Eso sí que no


La mitad de los platos del armario tenían muescas que dejaban ver lo que se supone que tiene que permanecer escondido. A veces los cogía tapando las imperfecciones con el dedo, como si estuviese mostrando el plato a alguien sin soltarlo y aquella estrategia fuera la táctica de encubrimiento definitiva. Pero nunca había nadie allí. La casa a veces estaba limpia y la basura no se acumulaba en la terraza, creando un maravilloso laberinto en el que los gatos disfrutaban corretear. Otras veces, el sonido de sus pasos por el pasillo, destruía todo elemento de sorpresa, con pequeñas piedras restregándose con afecto contra el parqué, y si alguien llamaba a la puerta, empujaba bolas de polvo lejos con soplidos desesperados. A simple vista, la escoba parecía no ser capaz de cumplir sus funciones, y la fregona tan rígida que era muy posible que se pudiera romper como un témpano de hielo contra el asfalto.
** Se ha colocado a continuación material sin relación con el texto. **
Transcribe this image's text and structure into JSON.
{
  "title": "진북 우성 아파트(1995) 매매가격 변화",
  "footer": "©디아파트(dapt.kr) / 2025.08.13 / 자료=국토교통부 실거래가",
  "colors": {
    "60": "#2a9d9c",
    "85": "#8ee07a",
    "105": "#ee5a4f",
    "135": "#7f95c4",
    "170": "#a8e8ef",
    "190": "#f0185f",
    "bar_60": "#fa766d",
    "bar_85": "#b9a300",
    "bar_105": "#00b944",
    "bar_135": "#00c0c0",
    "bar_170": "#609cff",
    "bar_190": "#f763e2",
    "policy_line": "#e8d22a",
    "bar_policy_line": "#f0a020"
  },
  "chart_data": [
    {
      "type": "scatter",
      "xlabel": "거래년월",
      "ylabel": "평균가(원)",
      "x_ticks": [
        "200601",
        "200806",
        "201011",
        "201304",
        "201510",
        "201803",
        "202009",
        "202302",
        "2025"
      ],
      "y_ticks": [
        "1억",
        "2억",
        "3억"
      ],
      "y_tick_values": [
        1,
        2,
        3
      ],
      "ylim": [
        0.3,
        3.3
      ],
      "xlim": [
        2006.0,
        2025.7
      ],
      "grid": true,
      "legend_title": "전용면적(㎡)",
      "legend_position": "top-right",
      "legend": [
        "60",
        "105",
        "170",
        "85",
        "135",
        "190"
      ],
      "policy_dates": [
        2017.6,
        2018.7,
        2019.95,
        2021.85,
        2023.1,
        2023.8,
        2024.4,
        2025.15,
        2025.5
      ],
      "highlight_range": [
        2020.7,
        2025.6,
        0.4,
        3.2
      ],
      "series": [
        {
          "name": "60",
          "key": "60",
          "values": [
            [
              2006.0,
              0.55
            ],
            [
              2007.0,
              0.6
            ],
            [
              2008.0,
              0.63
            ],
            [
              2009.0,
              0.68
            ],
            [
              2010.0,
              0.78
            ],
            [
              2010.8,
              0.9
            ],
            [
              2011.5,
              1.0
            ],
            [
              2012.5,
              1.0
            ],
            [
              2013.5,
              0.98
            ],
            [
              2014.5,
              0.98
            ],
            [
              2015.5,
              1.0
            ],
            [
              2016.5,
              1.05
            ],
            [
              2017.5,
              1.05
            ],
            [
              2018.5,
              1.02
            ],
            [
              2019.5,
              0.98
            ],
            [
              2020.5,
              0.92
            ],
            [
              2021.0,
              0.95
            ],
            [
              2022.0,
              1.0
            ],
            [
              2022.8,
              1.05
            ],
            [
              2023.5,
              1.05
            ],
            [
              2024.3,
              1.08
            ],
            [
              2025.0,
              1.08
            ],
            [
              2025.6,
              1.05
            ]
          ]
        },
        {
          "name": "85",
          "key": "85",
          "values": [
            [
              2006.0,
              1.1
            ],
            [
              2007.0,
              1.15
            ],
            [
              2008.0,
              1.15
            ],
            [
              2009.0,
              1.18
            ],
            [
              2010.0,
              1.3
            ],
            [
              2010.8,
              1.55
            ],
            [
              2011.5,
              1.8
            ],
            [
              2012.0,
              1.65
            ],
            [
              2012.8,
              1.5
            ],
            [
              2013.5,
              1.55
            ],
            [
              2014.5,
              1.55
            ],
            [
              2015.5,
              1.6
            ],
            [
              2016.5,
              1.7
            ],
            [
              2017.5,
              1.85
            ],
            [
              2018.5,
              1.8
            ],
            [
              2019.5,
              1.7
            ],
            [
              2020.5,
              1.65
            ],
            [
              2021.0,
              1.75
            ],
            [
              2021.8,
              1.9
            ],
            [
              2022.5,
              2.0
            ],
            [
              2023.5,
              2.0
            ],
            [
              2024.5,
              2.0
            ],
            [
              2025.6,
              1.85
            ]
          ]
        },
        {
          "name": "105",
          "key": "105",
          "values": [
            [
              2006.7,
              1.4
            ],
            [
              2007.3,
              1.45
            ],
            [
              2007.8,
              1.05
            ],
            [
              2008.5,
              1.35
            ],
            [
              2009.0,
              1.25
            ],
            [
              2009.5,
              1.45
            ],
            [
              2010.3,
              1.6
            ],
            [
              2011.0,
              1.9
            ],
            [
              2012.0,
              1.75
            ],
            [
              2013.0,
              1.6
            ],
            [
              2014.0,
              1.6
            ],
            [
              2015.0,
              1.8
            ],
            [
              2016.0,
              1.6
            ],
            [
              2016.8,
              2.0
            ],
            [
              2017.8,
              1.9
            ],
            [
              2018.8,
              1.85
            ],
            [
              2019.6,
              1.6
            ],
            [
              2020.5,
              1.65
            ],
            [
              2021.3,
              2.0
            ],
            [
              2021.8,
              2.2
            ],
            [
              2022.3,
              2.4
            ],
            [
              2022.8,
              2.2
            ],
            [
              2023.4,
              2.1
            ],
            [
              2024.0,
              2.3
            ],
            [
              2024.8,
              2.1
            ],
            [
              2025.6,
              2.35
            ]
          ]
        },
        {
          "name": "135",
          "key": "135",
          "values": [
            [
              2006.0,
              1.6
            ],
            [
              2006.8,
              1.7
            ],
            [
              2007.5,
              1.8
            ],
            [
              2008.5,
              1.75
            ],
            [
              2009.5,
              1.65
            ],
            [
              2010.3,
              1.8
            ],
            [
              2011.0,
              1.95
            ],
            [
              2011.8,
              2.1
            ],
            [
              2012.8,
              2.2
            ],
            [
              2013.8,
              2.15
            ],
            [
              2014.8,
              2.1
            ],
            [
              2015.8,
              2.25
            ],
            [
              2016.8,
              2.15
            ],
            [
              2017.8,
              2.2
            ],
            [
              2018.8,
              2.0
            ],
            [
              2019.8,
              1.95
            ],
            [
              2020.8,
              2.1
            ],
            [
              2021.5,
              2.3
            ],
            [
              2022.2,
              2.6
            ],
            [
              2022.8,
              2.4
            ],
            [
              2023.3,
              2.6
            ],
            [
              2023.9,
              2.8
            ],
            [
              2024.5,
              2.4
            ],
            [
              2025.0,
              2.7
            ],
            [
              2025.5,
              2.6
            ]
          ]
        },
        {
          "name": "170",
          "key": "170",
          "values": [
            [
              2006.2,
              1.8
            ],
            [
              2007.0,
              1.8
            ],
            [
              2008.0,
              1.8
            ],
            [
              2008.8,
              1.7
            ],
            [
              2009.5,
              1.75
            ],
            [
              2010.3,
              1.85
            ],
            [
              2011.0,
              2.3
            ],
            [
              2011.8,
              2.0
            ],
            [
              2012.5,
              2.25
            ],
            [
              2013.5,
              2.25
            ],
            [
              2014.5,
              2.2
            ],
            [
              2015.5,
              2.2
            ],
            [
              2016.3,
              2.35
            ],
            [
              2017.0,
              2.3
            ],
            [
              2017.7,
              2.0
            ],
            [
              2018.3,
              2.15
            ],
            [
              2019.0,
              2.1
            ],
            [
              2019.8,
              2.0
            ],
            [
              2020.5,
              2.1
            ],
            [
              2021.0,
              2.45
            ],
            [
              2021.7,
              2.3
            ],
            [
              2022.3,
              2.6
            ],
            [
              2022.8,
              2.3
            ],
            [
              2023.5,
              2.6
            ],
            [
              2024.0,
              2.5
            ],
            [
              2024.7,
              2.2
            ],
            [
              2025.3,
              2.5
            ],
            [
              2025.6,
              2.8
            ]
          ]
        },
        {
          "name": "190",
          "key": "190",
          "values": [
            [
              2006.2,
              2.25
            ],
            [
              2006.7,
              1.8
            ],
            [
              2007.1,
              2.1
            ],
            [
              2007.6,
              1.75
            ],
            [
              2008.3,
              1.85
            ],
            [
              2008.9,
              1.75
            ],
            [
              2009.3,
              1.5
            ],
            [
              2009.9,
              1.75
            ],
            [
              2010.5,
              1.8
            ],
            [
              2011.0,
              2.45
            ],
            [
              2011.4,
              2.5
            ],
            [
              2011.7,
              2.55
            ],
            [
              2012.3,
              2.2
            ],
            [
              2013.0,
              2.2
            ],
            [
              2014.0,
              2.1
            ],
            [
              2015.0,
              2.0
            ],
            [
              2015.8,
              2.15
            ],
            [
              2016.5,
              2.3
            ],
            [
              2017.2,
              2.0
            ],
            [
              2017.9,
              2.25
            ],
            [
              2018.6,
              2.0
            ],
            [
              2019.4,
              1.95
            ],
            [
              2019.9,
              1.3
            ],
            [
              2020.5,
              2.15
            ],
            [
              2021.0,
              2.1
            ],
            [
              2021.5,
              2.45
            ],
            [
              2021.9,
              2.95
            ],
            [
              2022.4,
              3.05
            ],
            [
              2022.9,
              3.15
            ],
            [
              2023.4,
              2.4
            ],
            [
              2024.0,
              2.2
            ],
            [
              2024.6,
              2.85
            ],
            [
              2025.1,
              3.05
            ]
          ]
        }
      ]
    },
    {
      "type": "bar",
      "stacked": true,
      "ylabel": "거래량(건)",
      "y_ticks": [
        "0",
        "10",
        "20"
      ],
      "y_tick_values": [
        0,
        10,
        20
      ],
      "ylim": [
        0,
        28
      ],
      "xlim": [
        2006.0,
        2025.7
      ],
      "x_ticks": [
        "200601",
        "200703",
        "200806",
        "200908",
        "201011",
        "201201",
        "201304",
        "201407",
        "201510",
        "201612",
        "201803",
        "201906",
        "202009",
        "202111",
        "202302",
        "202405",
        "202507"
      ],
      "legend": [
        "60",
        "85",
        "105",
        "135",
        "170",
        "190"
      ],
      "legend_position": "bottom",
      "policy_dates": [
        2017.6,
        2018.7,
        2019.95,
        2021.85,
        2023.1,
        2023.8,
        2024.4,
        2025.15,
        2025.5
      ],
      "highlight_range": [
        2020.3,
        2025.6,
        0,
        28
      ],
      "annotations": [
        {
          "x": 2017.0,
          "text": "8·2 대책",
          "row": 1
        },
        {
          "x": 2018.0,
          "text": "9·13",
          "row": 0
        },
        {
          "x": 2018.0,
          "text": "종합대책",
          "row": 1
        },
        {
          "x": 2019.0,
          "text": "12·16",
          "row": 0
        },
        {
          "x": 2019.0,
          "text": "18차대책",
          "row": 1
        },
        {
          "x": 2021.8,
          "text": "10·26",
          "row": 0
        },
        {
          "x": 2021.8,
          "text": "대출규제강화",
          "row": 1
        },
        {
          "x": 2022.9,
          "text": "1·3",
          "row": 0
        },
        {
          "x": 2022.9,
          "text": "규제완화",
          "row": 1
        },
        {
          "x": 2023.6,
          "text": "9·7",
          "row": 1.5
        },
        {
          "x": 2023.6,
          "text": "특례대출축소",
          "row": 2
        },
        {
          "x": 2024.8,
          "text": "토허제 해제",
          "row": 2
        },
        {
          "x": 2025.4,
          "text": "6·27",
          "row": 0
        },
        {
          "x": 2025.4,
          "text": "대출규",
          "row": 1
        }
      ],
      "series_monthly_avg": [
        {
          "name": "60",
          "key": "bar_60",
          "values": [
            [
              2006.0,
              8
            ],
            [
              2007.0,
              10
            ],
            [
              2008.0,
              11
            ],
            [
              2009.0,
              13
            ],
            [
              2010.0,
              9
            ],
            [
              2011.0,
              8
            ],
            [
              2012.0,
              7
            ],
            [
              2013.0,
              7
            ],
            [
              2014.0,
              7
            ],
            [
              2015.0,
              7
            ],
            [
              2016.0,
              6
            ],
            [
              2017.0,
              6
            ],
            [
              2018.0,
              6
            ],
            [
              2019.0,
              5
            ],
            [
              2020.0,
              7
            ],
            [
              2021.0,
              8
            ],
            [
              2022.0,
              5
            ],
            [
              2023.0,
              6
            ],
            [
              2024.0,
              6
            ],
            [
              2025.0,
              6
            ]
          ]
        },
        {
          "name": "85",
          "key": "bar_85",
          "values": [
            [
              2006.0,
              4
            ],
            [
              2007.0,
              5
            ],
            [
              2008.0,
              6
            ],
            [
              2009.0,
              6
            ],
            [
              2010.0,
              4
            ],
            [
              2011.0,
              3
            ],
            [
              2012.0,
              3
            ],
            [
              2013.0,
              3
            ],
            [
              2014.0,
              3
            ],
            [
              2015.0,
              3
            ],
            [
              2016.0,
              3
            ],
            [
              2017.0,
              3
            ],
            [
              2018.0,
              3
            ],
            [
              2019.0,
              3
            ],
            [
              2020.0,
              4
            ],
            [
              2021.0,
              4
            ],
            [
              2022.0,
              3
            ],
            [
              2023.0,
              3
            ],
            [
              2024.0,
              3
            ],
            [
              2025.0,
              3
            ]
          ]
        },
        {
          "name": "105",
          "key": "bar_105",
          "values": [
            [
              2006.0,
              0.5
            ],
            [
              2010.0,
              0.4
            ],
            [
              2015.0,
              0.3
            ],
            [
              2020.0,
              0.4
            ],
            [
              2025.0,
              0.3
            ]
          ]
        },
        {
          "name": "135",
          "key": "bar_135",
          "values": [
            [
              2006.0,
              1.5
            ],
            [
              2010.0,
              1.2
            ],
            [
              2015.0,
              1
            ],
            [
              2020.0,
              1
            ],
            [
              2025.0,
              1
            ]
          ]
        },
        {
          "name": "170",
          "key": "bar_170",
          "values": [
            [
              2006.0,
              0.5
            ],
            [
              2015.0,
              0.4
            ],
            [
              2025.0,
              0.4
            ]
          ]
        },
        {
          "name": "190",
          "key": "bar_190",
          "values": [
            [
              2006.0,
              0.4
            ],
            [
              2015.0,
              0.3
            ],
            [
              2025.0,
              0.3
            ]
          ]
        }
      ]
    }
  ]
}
Las cajas de pizza tenían su propio horario y marcaban que había llegado su hora asomando, apiladas, por la ventana. “Ya nos queremos marchar”, parecían susurrar con un cierto punto de tristeza. Aunque nada de aquello le molestaba demasiado, ni siquiera sacar sus zapatos de debajo de la cama luchando con la fauna del lugar, no. Tampoco que los rayos de sol que a veces tocaban sus cristales quisieran llamar la atención sobre las manchas que danzaban proyectando sombras chinescas. Lo único que realmente le molestaba era que quien limpiaba el pasillo frente a su puerta, parecía empeñado en no hacerlo bajo su felpudo. Si algún día volvía a escuchar sus herramientas de tortura otro lunes por la mañana, puede que reuniera fuerzas y saliese a llamarle la atención: parecía creer que no se iba a dar cuenta y, eso, no lo podía permitir.